I can’t find a transcript just yet of Hillary Clinton’s big economic speech this morning at the New School. But all the teasers her campaign tossed out indicated an “inequality” speech that focused on benefits that could boost middle-class incomes–pre-k/child care, paid family leave, higher minimum wages, etc.–along with less specific but progressive-pleasing talk about the need for closing high-end and corporate tax shelters, restoring collective bargaining rights, and maybe even instituting some tougher regulation of Wall Street.
But even though Clinton is expected to make “shared growth” a touchstone of her economic rhetoric, WaPo’s Jim Tankersley hit on something important today that will continue to sharply distinguish her from Bernie Sanders beyond her reluctance to embrace a return to the Glass-Steagall Act or to attack the Trans-Pacific Partnership:
There are very few unspoken rules among major-party candidates for president, and Bernie Sanders is breaking one of them. He’s saying that America’s leaders shouldn’t worry so much about economic growth if that growth serves to enrich only the wealthiest Americans.
“Our economic goals have to be redistributing a significant amount of [wealth] back from the top 1 percent,” Sanders said in a recent interview, even if that redistribution slows the economy overall.
“Unchecked growth – especially when 99 percent of all new income goes to the top 1 percent – is absurd,” he said. “Where we’ve got to move is not growth for the sake of growth, but we’ve got to move to a society that provides a high quality of life for all of our people. In other words, if people have health care as a right, as do the people of every other major country, then there’s less worry about growth. If people have educational opportunity and their kids can go to college and they have child care, then there’s less worry about growth for the sake of growth.”
Sanders’s position inverts decades of orthodoxy among liberal and conservative candidates alike, by prizing redistribution above all else. It taps into the mounting frustration in America, particularly among more liberal voters, with the widening gap between the rich and everyone else.

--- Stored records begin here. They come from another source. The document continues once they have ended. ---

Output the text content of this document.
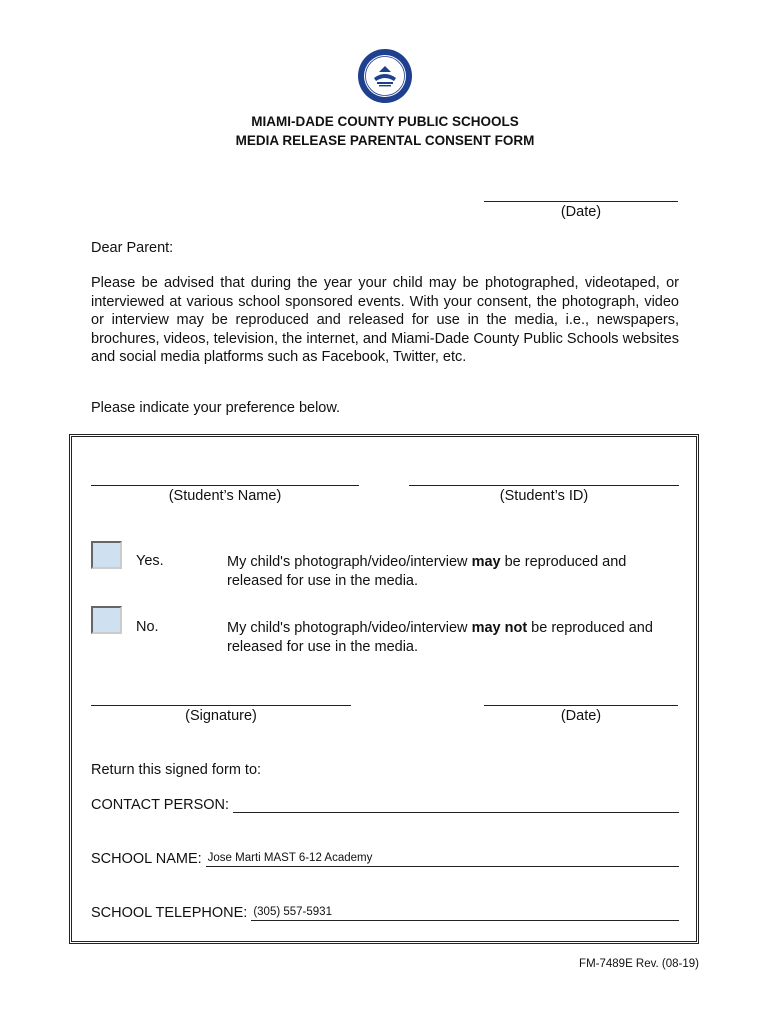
MIAMI-DADE COUNTY PUBLIC SCHOOLS
MEDIA RELEASE PARENTAL CONSENT FORM
(Date)
Dear Parent:
Please be advised that during the year your child may be photographed, videotaped, or interviewed at various school sponsored events. With your consent, the photograph, video or interview may be reproduced and released for use in the media, i.e., newspapers, brochures, videos, television, the internet, and Miami-Dade County Public Schools websites and social media platforms such as Facebook, Twitter, etc.
Please indicate your preference below.
(Student’s Name)	(Student’s ID)
Yes.	My child's photograph/video/interview may be reproduced and released for use in the media.
No.	My child's photograph/video/interview may not be reproduced and released for use in the media.
(Signature)	(Date)
Return this signed form to:
CONTACT PERSON:
SCHOOL NAME: Jose Marti MAST 6-12 Academy
SCHOOL TELEPHONE: (305) 557-5931
FM-7489E Rev. (08-19)
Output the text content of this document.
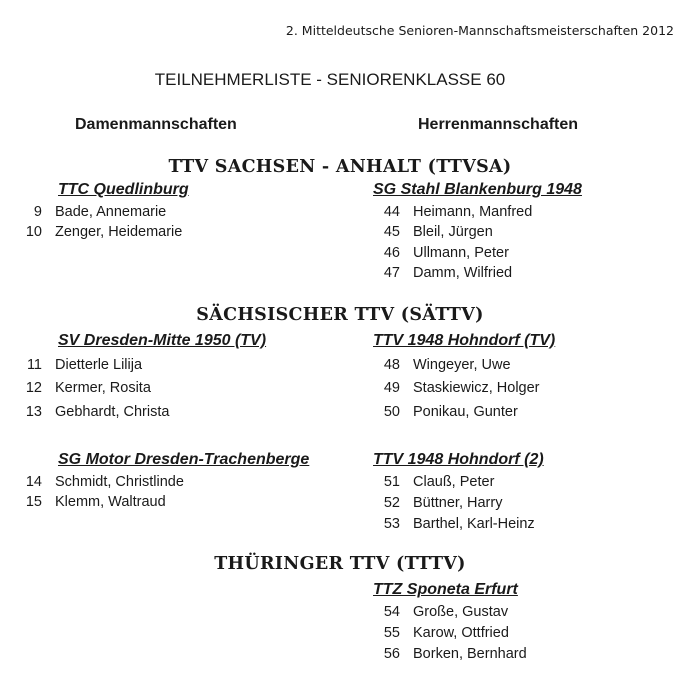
2. Mitteldeutsche Senioren-Mannschaftsmeisterschaften 2012
TEILNEHMERLISTE - SENIORENKLASSE 60
Damenmannschaften	Herrenmannschaften
TTV SACHSEN - ANHALT (TTVSA)
TTC Quedlinburg	SG Stahl Blankenburg 1948
9 Bade, Annemarie
10 Zenger, Heidemarie
44 Heimann, Manfred
45 Bleil, Jürgen
46 Ullmann, Peter
47 Damm, Wilfried
SÄCHSISCHER TTV (SÄTTV)
SV Dresden-Mitte 1950 (TV)	TTV 1948 Hohndorf (TV)
11 Dietterle Lilija
12 Kermer, Rosita
13 Gebhardt, Christa
48 Wingeyer, Uwe
49 Staskiewicz, Holger
50 Ponikau, Gunter
SG Motor Dresden-Trachenberge	TTV 1948 Hohndorf (2)
14 Schmidt, Christlinde
15 Klemm, Waltraud
51 Clauß, Peter
52 Büttner, Harry
53 Barthel, Karl-Heinz
THÜRINGER TTV (TTTV)
TTZ Sponeta Erfurt
54 Große, Gustav
55 Karow, Ottfried
56 Borken, Bernhard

It’s not just a matter of liberal politicians “balancing” redistribution with growth so as to give everybody a reason to vote for them on rising-tide-raises-all-boats grounds. No, they’ve generally sought to demonstrate that progressive social policies ranging from universal health coverage to anti-discrimination laws to “investments” in infrastructure and education are crucial to growth as well as equity.
I don’t know if Sanders’ approach is inspired by a quasi-environmental objection to perpetual growth or simply by impatience at growth being used as an excuse to drag feet on equality. But it is indeed different. For eons Republicans have accused Democrats of being “redistributionists” at the expense of growth, and Democrats have denied it. Sanders is basically saying “So what?” We’ll see how it plays.